Aussi, la semaine où Disney proposait son flop notoire, Basil détective privé, Eurogroup faisait de Fou à tuer la deuxième plus grosse sortie du moment avec 7 écrans de plus que Mauvais sang de Leos Carax (15 salles) ou Power les coulisses du pouvoir de Sidney Lumet, avec Richard Gere (12 écrans).
Le résultat ne sera pas inattendu. Klaus Kinski prend d’assaut la 12e place, avec 20 100 spectateurs. Un score tiède. Le film générationnel Mauvais sang de Leos Carax, lui, en réalise 38 000 entrées… Il n’y a pas photo. La nouvelle vague est arrivée.
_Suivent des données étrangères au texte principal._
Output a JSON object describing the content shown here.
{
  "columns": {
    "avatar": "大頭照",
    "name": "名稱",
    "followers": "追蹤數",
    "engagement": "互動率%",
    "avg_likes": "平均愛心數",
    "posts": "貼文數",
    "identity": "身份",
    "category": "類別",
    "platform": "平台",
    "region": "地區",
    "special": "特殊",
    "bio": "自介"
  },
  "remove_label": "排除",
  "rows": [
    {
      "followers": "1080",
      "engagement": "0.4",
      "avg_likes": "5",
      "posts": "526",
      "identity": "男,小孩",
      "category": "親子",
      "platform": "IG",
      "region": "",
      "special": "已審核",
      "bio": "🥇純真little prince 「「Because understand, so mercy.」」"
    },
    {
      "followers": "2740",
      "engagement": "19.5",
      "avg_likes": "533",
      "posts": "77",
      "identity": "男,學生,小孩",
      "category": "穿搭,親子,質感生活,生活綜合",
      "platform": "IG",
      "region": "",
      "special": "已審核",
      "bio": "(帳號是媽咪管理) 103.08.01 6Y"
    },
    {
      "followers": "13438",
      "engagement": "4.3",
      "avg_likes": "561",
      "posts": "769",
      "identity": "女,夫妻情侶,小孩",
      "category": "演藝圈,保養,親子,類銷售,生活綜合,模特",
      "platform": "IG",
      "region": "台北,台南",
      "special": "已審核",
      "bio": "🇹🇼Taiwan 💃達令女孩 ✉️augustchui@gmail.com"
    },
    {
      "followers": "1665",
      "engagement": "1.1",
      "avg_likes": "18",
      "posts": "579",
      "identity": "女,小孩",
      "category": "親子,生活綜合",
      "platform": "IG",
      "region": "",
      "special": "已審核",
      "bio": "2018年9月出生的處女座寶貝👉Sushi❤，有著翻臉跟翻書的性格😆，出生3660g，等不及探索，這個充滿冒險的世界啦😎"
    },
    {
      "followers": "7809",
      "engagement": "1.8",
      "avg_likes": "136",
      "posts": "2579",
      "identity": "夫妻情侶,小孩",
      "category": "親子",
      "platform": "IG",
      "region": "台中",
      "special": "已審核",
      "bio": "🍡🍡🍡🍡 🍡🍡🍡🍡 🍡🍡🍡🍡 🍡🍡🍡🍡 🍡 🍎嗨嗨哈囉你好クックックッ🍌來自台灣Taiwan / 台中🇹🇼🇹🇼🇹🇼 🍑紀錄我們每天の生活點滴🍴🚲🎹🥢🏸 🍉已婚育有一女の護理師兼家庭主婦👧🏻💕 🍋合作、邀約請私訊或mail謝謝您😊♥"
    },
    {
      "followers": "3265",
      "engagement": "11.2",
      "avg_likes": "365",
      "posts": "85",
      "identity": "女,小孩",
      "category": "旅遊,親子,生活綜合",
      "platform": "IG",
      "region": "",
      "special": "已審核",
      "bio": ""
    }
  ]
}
De façon assez piteuse, Fou à tuer est à peine à 2 positions et 5 000 entrées de … Jeunes femelles soumises et salopes qui entrait tranquillement en 14e place, avec près de 15 000 spectateurs qui jouissait de seulement 7 salles.
Fou à tuer bénéficiait en première semaine de 11 salles en intra-muros et 11 cinémas en périphérie. Seuls 4 écrans parisiens seront au-dessus des 1 000 tickets vendus : l’UGC Ermitage, l’UGC Montparnasse, le Rex et le Paramount Opéra qui étaient implantés sur des zones favorables. Le George V, l’UGC Convention, les Forum Cinémas, l’UGC Gare de Lyon, les 3 Sécrétan, la Fauvette et les Images complétaient le tableau de chasse.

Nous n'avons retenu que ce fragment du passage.